La voix royale
La soprano colorature américaine Julia Kogan, d’origine ukrainienne, parcourt le monde, les salles de concert et d’opéra où elle endosse les rôles les plus périlleux, chante les partitions les plus diverses. Après uneReine de la Nuit au Canada, elle fait escale dans la région Midi-Pyrénées qu’elle a d’ailleurs choisie comme port d’attache. Invitée avec l’orchestreLes Passions, dirigé par Jean-Marc Andrieu, aux Rencontres des Musiques Anciennes organisées par Odyssud, elle animait le 20 avril dernier un concert consacré au bouillonnant Vivaldi et titré « Vivaldi Fioritura », à l’image de l’album CD qu’elle a enregistré.
Musique virtuose, musique du bonheur, l’immense production du prêtre roux de Venise investit aussi bien le domaine profane que le domaine sacré, et avec autant de bonheur le concert que l’opéra. Julia Kogan choisit ce soir-là un bouquet d’airs aussi virtuoses qu’expressifs, extraits des quelques ouvrages qui émergent d’un riche corpus dont l’essentiel reste encore à découvrir. L’art du chant de la cantatrice ne saurait être mieux adapté à ce riche et pétillant répertoire. Un timbre lumineux mais avec du corps, une agilité vocale sans faille, un vibrato aussi léger que chaleureux, une fine musicalité, et un sens aiguisé de l’expression composent un talent original et attachant. La très belle cantatrice excelle aussi bien dans la nostalgie que dans la fureur, dans la légèreté que dans la douleur.
L’air « Ben conosco » extrait d’Arsilda Regina di Ponto ainsi que « Squarciami pure » de Il Tigrane ouvrent la soirée sur l’agitation fébrile d’une écriture tout en rupture que l’agilité de la voix aussi bien que la fluidité orchestrale traduisent avec finesse. Suit l’aria pyrotechnique « Alma opressa » de La fida Ninfa qui sollicite la volubilité vocale la plus extrême. Julia Kogan y déploie une colorature qui équilibre avec art le staccato et le legato. Dans un autre bouquet d’airs extraits de Il Bajazet, s’épanche toute la palette expressive de la cantatrice, de la profonde nostalgie de « Sposa, son disprezzata » à l’effervescence vocale de « Anche il mar », en passant par la grâce mutine de « Nasce rosa lusinghiera ». C’est avec le très fameux motet « In furore », seule pièce sacrée de la soirée que Julia Kogan conclut son programme. On admire autant le déploiement fastueux des redoutables coloratures des mouvements extrêmes que la charge émotionnelle du touchant « Tunc meus fletus ».
Deux pièces instrumentales accompagnent ce récital. Jean-Marc Andrieu joue en soliste le très célèbre concerto « Le tempesta di mare ». Virtuose de la flûte à bec, le directeur de l’orchestre Les Passions y allume un véritable feu d’artifice. Dans l’étonnant concerto pour deux violons et violoncelle extrait de « L’Estro Armonico », les musiciens franchissent avec panache les invraisemblables chausse-trapes instrumentales dont Vivaldi a truffé cette originale partition pleine de surprises et de fougue fébrile.
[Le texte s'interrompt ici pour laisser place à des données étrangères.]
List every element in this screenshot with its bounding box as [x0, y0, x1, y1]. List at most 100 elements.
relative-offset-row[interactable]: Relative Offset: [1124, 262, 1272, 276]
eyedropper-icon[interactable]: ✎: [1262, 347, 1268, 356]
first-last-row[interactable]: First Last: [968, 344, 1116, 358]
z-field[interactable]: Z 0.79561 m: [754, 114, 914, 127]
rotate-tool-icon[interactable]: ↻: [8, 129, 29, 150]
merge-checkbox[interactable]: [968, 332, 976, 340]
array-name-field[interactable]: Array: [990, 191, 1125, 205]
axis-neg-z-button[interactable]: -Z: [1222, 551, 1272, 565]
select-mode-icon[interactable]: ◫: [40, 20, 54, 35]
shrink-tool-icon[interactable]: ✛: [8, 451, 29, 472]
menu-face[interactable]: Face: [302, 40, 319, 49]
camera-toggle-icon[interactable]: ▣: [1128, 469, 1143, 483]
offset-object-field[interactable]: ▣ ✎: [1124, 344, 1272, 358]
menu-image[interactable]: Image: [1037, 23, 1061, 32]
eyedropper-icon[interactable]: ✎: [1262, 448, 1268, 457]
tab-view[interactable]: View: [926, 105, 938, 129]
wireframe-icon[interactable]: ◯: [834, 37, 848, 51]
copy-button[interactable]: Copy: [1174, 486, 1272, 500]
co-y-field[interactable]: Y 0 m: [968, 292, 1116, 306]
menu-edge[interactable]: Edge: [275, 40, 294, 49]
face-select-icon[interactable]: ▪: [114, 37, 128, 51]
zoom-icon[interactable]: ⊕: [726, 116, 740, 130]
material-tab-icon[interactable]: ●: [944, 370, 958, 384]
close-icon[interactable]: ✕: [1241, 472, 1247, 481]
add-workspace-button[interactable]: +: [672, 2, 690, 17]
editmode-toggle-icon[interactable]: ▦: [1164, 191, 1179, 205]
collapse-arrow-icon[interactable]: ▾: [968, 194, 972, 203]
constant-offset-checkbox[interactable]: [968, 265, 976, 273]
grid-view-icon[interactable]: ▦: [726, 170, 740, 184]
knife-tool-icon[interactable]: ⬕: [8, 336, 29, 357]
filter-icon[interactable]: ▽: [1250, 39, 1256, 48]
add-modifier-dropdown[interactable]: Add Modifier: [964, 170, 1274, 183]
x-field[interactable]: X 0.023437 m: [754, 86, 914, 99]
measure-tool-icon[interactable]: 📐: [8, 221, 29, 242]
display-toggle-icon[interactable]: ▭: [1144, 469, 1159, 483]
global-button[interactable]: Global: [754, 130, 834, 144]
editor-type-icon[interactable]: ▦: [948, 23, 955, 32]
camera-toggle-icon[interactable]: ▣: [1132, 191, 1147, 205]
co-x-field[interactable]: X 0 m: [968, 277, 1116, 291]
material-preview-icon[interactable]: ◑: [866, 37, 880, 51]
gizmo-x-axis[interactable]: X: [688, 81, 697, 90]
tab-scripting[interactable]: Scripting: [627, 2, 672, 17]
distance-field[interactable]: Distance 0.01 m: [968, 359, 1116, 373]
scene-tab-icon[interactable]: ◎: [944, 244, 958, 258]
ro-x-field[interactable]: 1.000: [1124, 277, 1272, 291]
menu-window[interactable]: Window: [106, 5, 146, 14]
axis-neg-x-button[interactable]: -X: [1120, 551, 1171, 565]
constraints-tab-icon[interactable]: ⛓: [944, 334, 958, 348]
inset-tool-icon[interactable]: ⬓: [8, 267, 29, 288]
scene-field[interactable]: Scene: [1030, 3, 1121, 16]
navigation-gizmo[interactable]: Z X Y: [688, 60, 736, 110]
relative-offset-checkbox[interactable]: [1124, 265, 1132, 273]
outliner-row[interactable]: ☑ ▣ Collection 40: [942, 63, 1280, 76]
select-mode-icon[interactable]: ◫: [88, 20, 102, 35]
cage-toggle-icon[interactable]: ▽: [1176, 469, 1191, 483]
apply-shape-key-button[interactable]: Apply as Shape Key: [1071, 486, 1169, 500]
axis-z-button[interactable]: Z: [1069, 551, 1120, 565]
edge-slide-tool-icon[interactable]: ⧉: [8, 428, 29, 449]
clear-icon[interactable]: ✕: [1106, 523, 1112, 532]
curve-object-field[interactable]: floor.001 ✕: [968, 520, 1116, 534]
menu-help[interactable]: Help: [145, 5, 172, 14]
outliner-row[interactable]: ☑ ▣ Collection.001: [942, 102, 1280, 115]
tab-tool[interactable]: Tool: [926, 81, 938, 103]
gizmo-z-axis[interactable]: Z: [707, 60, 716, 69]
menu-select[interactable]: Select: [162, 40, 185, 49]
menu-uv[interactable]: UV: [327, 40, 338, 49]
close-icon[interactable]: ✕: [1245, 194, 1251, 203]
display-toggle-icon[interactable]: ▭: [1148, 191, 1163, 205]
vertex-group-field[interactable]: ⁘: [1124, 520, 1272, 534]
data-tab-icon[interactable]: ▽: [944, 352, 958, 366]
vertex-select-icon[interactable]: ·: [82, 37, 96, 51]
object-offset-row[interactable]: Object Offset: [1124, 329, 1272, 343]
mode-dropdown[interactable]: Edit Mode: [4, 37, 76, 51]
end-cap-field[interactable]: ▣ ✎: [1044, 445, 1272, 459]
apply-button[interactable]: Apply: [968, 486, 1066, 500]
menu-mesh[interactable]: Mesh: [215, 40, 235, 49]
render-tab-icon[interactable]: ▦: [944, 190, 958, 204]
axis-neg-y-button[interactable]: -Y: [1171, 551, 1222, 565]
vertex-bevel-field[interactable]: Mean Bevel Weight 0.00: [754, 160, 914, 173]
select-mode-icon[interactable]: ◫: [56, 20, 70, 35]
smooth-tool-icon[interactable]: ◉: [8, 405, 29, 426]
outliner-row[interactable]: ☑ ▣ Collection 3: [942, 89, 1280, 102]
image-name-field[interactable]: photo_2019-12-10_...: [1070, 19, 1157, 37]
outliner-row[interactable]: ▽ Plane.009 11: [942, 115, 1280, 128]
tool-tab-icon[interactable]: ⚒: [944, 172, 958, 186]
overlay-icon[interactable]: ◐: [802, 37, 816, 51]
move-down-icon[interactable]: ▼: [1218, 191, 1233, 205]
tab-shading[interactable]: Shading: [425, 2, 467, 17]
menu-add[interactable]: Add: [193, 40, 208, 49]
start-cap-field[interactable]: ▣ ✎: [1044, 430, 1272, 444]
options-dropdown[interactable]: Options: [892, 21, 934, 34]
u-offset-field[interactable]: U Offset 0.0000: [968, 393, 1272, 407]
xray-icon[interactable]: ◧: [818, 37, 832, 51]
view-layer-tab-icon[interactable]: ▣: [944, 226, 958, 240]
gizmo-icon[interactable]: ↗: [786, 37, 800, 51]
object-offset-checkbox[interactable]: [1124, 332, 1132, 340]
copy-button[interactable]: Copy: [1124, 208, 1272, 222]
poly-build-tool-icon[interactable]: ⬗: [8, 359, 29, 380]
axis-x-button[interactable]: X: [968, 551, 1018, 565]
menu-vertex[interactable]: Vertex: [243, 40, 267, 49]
Deux arias supplémentaires sont réclamées et obtenues avec bonne humeur et… passion.
Ce concert coïncide avec la célébration du 25ème anniversaire de la création, autour de Jean-Marc Andrieu, de l’orchestre Les Passions, initialement nommé Orchestre Baroque de Montauban. Une sympathique réunion commémorative a rassemblé, à l’issue de cette soirée, les amis et les partenaires de cet ensemble justement renommé auquel tous les mélomanes souhaitent un bel avenir musical.